McMahon M T, Oldfield E
Department of Chemistry, University of Illinois at Urbana-Champaign 61801, USA.
J Biomol NMR. 1999 Feb;13(2):133-7. doi: 10.1023/a:1008339711590.
We describe a novel approach to deducing order parameters and correlation times in proteins using a Bayesian statistical method, and show how likelihood contours, P(tau,S), and confidence levels can be obtained. These results are then compared with those obtained from a simple graphical method, as well as those from Monte Carlo simulations. The Bayes approach has the advantage that it is simple and accurate. Unlike Monte Carlo methods, it gives useful contour plots of probability (also not provided by the simple graphical method), and provides likelihood/confidence information.

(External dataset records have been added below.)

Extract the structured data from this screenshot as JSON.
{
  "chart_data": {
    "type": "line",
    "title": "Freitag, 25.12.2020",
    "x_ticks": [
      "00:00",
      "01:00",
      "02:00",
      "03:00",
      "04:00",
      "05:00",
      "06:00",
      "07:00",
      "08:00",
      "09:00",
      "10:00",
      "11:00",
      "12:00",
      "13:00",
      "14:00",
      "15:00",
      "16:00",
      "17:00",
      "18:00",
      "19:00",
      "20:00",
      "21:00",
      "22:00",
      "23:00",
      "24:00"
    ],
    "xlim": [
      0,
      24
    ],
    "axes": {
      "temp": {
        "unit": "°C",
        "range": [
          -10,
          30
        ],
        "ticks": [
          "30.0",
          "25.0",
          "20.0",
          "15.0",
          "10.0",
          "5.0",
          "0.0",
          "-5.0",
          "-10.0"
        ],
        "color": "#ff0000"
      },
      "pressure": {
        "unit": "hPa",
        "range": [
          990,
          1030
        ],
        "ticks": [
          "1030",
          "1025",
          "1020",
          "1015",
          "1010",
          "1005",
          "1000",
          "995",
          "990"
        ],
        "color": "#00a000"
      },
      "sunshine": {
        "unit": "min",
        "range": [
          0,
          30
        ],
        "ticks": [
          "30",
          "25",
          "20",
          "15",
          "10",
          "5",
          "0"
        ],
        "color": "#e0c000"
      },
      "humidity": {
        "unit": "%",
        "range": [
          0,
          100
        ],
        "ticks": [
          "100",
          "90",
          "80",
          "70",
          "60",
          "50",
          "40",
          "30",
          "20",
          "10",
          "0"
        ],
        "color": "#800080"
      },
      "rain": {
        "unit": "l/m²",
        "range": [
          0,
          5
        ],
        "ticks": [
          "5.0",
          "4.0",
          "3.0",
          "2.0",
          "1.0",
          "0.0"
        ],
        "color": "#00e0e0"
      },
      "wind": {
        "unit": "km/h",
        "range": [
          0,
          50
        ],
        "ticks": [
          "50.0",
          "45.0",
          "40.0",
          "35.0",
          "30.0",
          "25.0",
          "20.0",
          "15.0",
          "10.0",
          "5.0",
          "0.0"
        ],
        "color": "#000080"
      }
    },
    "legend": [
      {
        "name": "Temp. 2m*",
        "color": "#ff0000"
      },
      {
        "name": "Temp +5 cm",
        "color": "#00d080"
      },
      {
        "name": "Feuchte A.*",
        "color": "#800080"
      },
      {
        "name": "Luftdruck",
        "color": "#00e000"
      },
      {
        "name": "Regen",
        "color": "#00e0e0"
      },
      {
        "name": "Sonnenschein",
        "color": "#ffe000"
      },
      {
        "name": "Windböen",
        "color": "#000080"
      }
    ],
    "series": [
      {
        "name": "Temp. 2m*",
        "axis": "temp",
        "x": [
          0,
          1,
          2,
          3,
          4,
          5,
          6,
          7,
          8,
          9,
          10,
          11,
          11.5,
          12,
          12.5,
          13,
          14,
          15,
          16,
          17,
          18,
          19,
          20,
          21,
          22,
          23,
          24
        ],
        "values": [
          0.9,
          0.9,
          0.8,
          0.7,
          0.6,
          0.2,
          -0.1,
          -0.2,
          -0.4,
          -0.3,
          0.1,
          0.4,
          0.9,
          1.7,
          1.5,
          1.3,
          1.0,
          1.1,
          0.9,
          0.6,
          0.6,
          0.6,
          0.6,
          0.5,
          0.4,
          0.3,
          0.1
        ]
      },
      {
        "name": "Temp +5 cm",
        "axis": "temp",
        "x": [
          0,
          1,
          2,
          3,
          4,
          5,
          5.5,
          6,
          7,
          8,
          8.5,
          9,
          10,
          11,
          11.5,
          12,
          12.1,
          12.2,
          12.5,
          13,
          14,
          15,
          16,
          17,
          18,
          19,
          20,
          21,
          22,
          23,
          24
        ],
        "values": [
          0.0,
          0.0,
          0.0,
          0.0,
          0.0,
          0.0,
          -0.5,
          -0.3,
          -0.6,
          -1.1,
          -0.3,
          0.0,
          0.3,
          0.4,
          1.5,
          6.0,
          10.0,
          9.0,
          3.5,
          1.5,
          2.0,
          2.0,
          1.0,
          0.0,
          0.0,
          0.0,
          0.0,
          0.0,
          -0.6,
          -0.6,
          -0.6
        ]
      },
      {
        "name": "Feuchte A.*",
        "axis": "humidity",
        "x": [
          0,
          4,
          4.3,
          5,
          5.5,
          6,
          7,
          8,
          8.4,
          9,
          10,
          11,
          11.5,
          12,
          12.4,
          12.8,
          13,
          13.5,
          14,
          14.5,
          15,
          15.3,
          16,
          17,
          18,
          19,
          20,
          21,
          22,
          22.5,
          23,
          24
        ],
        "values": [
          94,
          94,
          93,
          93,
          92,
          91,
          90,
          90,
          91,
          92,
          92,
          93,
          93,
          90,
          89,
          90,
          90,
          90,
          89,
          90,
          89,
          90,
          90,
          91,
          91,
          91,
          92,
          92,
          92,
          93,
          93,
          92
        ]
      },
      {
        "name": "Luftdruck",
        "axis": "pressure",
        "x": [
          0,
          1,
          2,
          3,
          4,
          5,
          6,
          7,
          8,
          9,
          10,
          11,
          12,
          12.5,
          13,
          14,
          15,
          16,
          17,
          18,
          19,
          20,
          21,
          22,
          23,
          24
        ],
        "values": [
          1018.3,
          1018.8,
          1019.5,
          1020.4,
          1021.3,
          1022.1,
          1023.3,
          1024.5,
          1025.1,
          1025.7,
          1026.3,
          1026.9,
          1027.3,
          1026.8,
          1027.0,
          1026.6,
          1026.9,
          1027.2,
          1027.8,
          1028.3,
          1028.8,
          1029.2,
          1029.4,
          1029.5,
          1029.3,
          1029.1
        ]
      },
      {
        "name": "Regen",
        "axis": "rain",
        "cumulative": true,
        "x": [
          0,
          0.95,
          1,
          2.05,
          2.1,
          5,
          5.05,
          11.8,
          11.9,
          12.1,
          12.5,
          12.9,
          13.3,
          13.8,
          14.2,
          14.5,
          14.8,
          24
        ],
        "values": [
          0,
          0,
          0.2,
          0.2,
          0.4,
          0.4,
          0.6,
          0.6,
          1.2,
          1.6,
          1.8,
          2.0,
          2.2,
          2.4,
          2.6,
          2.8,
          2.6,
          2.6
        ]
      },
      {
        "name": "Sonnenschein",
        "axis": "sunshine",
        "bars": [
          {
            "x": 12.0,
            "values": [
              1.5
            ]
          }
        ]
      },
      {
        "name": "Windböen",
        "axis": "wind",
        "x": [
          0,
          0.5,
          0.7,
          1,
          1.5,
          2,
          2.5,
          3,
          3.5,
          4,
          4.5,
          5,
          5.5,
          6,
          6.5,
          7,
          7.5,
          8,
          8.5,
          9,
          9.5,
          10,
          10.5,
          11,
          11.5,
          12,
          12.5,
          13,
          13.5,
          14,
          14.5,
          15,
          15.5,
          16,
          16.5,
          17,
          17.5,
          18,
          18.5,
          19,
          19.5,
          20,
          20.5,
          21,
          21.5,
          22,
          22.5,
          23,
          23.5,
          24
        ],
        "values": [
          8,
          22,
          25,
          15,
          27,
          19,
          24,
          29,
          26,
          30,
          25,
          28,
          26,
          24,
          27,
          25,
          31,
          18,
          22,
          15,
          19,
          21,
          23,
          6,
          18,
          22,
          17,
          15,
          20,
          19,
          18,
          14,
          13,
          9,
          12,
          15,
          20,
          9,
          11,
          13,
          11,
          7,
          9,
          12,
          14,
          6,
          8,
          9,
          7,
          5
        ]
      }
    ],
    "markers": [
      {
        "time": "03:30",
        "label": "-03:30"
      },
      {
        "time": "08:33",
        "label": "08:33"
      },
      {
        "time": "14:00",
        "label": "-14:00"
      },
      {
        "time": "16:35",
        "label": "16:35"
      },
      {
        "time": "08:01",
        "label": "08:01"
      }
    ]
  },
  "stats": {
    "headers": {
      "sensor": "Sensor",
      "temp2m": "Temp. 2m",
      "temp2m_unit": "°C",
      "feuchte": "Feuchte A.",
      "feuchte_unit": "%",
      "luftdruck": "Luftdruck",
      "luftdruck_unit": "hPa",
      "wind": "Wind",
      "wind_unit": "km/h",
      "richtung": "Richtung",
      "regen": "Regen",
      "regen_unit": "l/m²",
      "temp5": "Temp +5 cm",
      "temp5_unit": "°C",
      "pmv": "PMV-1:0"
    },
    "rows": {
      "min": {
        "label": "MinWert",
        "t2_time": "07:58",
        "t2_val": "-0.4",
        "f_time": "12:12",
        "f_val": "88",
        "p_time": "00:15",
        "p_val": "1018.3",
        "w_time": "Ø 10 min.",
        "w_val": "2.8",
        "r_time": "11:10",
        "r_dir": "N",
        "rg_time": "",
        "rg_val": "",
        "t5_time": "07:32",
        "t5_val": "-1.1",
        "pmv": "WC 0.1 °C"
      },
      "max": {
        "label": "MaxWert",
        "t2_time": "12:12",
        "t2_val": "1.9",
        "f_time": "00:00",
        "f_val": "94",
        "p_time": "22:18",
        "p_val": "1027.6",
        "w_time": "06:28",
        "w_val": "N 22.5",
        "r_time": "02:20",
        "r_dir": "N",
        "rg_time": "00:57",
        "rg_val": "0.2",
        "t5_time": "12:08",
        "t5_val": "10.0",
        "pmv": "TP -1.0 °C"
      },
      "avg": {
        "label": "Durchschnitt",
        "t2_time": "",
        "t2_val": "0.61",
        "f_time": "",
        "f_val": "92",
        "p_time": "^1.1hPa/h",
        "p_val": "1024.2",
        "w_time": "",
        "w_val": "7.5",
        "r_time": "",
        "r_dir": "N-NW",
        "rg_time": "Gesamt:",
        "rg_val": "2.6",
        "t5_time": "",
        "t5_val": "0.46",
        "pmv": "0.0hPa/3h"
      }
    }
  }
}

In addition, the Bayesian approach gives results in very good agreement with those obtained from Monte Carlo simulations, and as such use of Bayesian statistical methods appears to have a promising future for studies of order and dynamics in macromolecules.
我们描述了一种使用贝叶斯统计方法推导蛋白质中序参量和相关时间的新方法,并展示了如何获得似然轮廓P(τ,S)和置信水平。然后将这些结果与通过简单图形方法以及蒙特卡罗模拟获得的结果进行比较。贝叶斯方法具有简单且准确的优点。与蒙特卡罗方法不同,它给出了有用的概率等高线图(简单图形方法也未提供),并提供了似然/置信信息。此外,贝叶斯方法给出的结果与从蒙特卡罗模拟获得的结果非常吻合,因此贝叶斯统计方法在大分子的序和动力学研究中似乎有着广阔的前景。